Along with these ups and downs, we’ve seen people rise up—individually and in community—to speak out on topics that fill their hearts and minds. We’ve witnessed folks from every generation—from children figuring out how to “do school” again to seniors navigating a world unlike any they’ve ever seen—find ways to adapt.
As we go through these times, it’s important to look back and realize that while many of our current challenges are unprecedented, humans have always had to overcome adversity. No matter who we are, where we live, or what language we speak, all of us know stories of extraordinary bravery and strength.
Where do we encounter these and other stories? Certainly, TV, movies, social media, and websites such as YouTube contain no shortage of them.

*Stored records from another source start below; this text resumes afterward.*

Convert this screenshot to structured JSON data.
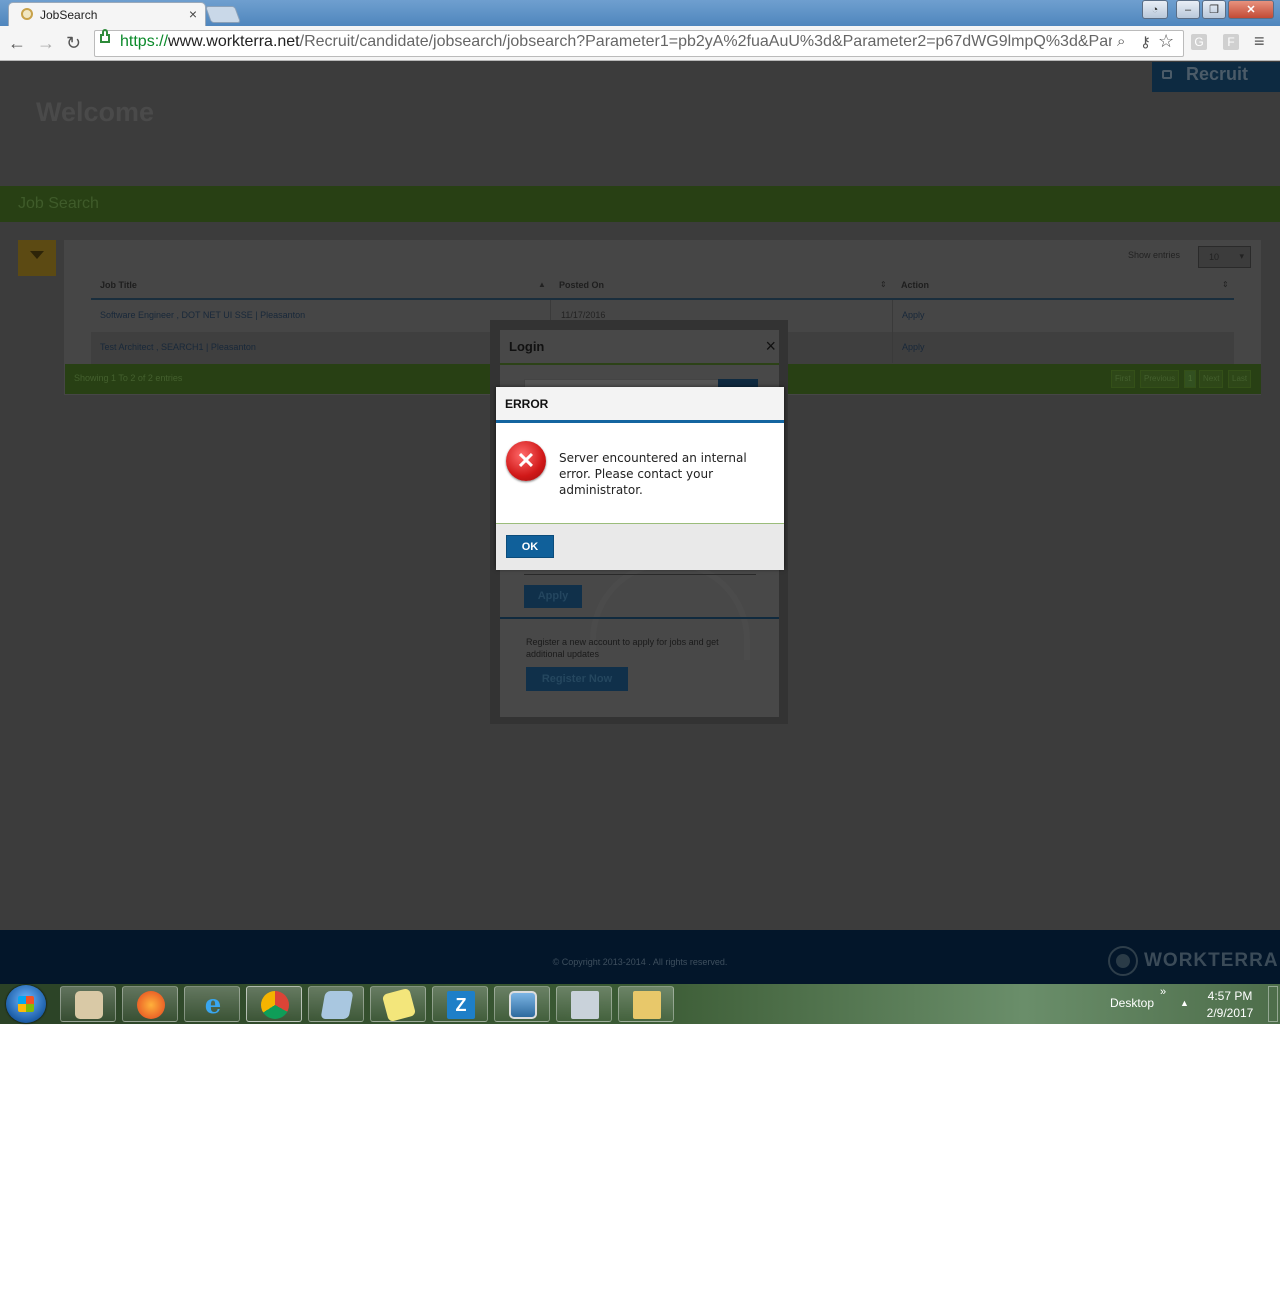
{
  "browser": {
    "tab_title": "JobSearch",
    "tab_close": "×",
    "url_scheme": "https://",
    "url_host": "www.workterra.net",
    "url_path": "/Recruit/candidate/jobsearch/jobsearch?Parameter1=pb2yA%2fuaAuU%3d&Parameter2=p67dWG9lmpQ%3d&Par",
    "back": "←",
    "forward": "→",
    "reload": "↻",
    "menu": "≡",
    "zoom_icon": "search-icon",
    "key_icon": "key-icon",
    "star_icon": "star-icon"
  },
  "site": {
    "welcome": "Welcome",
    "recruit_label": "Recruit",
    "section_title": "Job Search",
    "show_entries_label": "Show entries",
    "entries_value": "10",
    "columns": [
      "Job Title",
      "Posted On",
      "Action"
    ],
    "rows": [
      {
        "job_title": "Software Engineer , DOT NET UI SSE | Pleasanton",
        "posted_on": "11/17/2016",
        "action": "Apply"
      },
      {
        "job_title": "Test Architect , SEARCH1 | Pleasanton",
        "posted_on": "",
        "action": "Apply"
      }
    ],
    "showing_text": "Showing 1 To 2 of 2 entries",
    "pagination": [
      "First",
      "Previous",
      "1",
      "Next",
      "Last"
    ],
    "copyright": "© Copyright 2013-2014 . All rights reserved.",
    "brand": "WORKTERRA"
  },
  "login_modal": {
    "title": "Login",
    "close": "×",
    "apply_label": "Apply",
    "register_text": "Register a new account to apply for jobs and get additional updates",
    "register_label": "Register Now"
  },
  "error_dialog": {
    "title": "ERROR",
    "message": "Server encountered an internal error. Please contact your administrator.",
    "ok_label": "OK",
    "icon": "error-x-icon"
  },
  "taskbar": {
    "desktop_label": "Desktop",
    "chevron": "»",
    "tray_arrow": "▲",
    "time": "4:57 PM",
    "date": "2/9/2017",
    "apps": [
      "paint",
      "firefox",
      "internet-explorer",
      "chrome",
      "notepad",
      "sticky-notes",
      "zotero",
      "photos",
      "calculator",
      "file-explorer"
    ],
    "zotero_letter": "Z"
  },
  "colors": {
    "overlay_bg": "#3c3c3c",
    "green_bar": "#284014",
    "accent_blue": "#10609a",
    "error_red": "#d01818",
    "footer_bg": "#03162a"
  }
}
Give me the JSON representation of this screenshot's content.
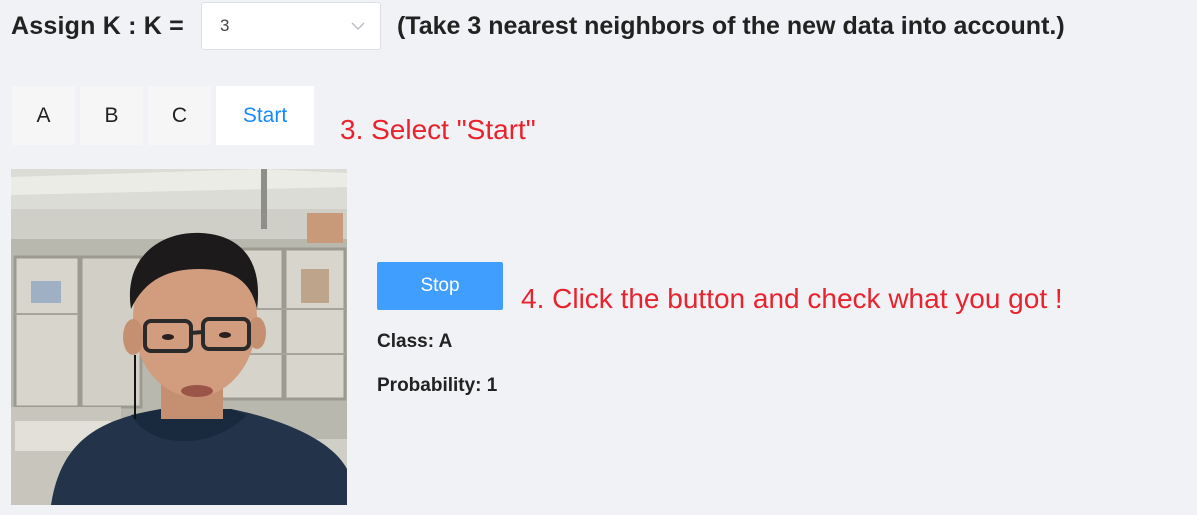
{
  "k_setting": {
    "label": "Assign K : K =",
    "selected_value": "3",
    "hint": "(Take 3 nearest neighbors of the new data into account.)"
  },
  "class_buttons": {
    "a_label": "A",
    "b_label": "B",
    "c_label": "C",
    "start_label": "Start"
  },
  "annotations": {
    "step3": "3. Select \"Start\"",
    "step4": "4. Click the button and check what you got !"
  },
  "controls": {
    "stop_label": "Stop"
  },
  "result": {
    "class_text": "Class: A",
    "probability_text": "Probability: 1"
  },
  "colors": {
    "accent": "#409eff",
    "start_text": "#1989fa",
    "annotation": "#e8232e",
    "background": "#f0f2f5"
  },
  "icons": {
    "select_arrow": "chevron-down-icon"
  }
}
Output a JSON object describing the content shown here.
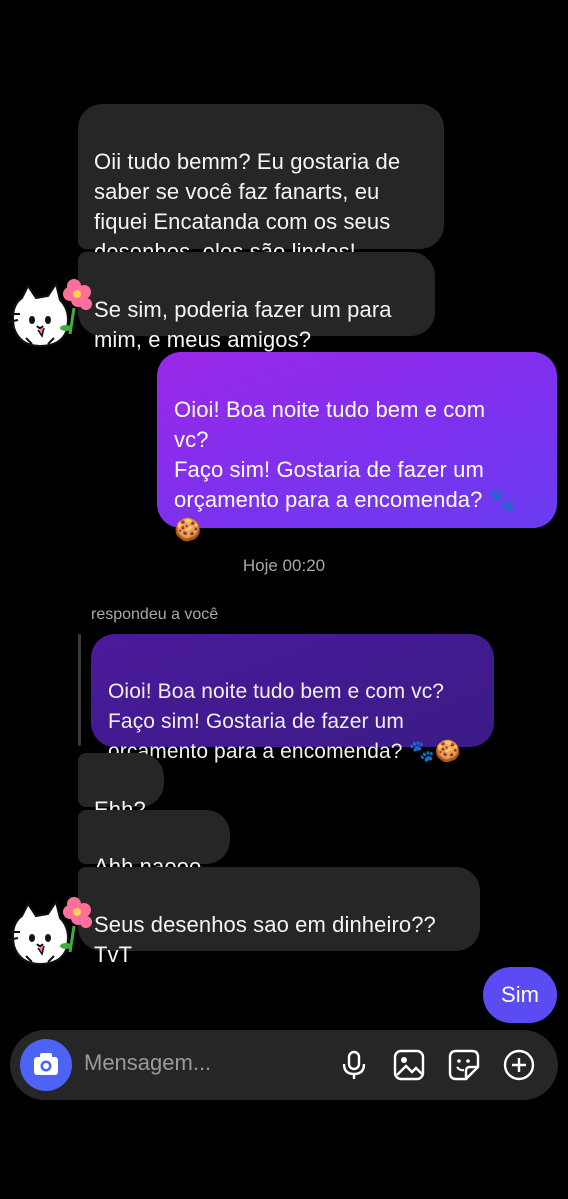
{
  "messages": [
    {
      "id": "m1",
      "direction": "in",
      "text": "Oii tudo bemm? Eu gostaria de\nsaber se você faz fanarts, eu\nfiquei Encatanda com os seus\ndesenhos, eles são lindos!"
    },
    {
      "id": "m2",
      "direction": "in",
      "text": "Se sim, poderia fazer um para\nmim, e meus amigos?"
    },
    {
      "id": "m3",
      "direction": "out",
      "text": "Oioi! Boa noite tudo bem e com\nvc?\nFaço sim! Gostaria de fazer um\norçamento para a encomenda? 🐾\n🍪"
    },
    {
      "id": "m4",
      "direction": "in",
      "text": "Ehh?"
    },
    {
      "id": "m5",
      "direction": "in",
      "text": "Ahh naooo"
    },
    {
      "id": "m6",
      "direction": "in",
      "text": "Seus desenhos sao em dinheiro??\nTvT"
    },
    {
      "id": "m7",
      "direction": "out",
      "text": "Sim"
    }
  ],
  "timestamp": "Hoje 00:20",
  "reply": {
    "label": "respondeu a você",
    "quoted_text": "Oioi! Boa noite tudo bem e com vc?\nFaço sim! Gostaria de fazer um\norçamento para a encomenda? 🐾🍪"
  },
  "composer": {
    "placeholder": "Mensagem...",
    "icons": [
      "camera-icon",
      "microphone-icon",
      "gallery-icon",
      "sticker-icon",
      "plus-icon"
    ]
  },
  "colors": {
    "outgoing_gradient": [
      "#9b28e8",
      "#6a3cf0"
    ],
    "incoming": "#262626",
    "camera_button": "#4d63f5",
    "last_outgoing": "#5a4cf2"
  }
}
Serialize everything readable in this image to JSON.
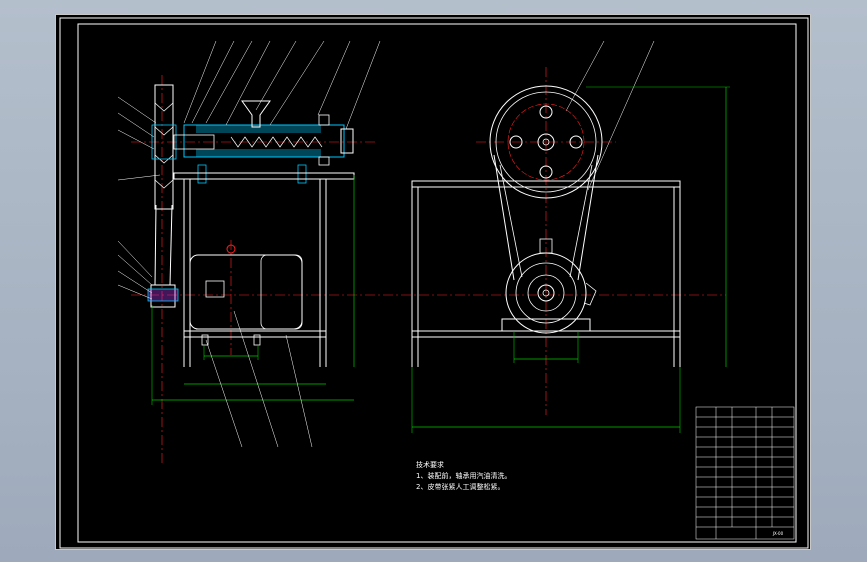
{
  "technical_requirements": {
    "title": "技术要求",
    "items": [
      "1、装配前，轴承用汽油清洗。",
      "2、皮带张紧人工调整松紧。"
    ]
  },
  "title_block": {
    "drawing_number": "JX-00"
  },
  "colors": {
    "background": "#000000",
    "outline": "#ffffff",
    "dimension": "#00c800",
    "centerline": "#ff2020",
    "section": "#00c8ff",
    "leader": "#ffffff",
    "hatch": "#c040ff"
  }
}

Daily, our screens bombard us with every type of tale we could possibly want to see, with only the touch of a button or swipe of a finger.
Yet, all of those media are constantly shifting. Visual storytelling has changed dramatically over the years, and there’s no telling what it will look like five or ten years from now.
These light-speed changes can feel unnerving. And they may leave us wondering: where can we find something constant?
That’s easy: the written word.
For book lovers—and their numbers, across generations and through the years, are plentiful—there’s something about a story told via the written word that appeals differently than other storytelling media. When a writer puts words to paper, and those words appear in print, we are asked to use our mind’s eye to “see” what the writer is saying. The written word demands we use our imaginations in a way not required for other media.
When we read, we’re asked to decipher sentences, situations, and scenes. We may encounter unfamiliar words, challenging us to increase our vocabulary. The written word transports us to places and scenarios we might never experience in real life—indeed, sometimes to locations that don’t even exist in our own reality.
This is true for nonfiction as well as fiction. When we read nonfiction, we’re challenged to see how someone else’s stories and situation can benefit and enhance our own experience. Fiction entertains and sometimes educates. Nonfiction, when written well, does the same thing.
If you’re reading this blog, you’re likely a reader—and, possibly, you’d also like to be a writer. If so, I encourage you to put pen to paper (or hands to keyboard) and get started.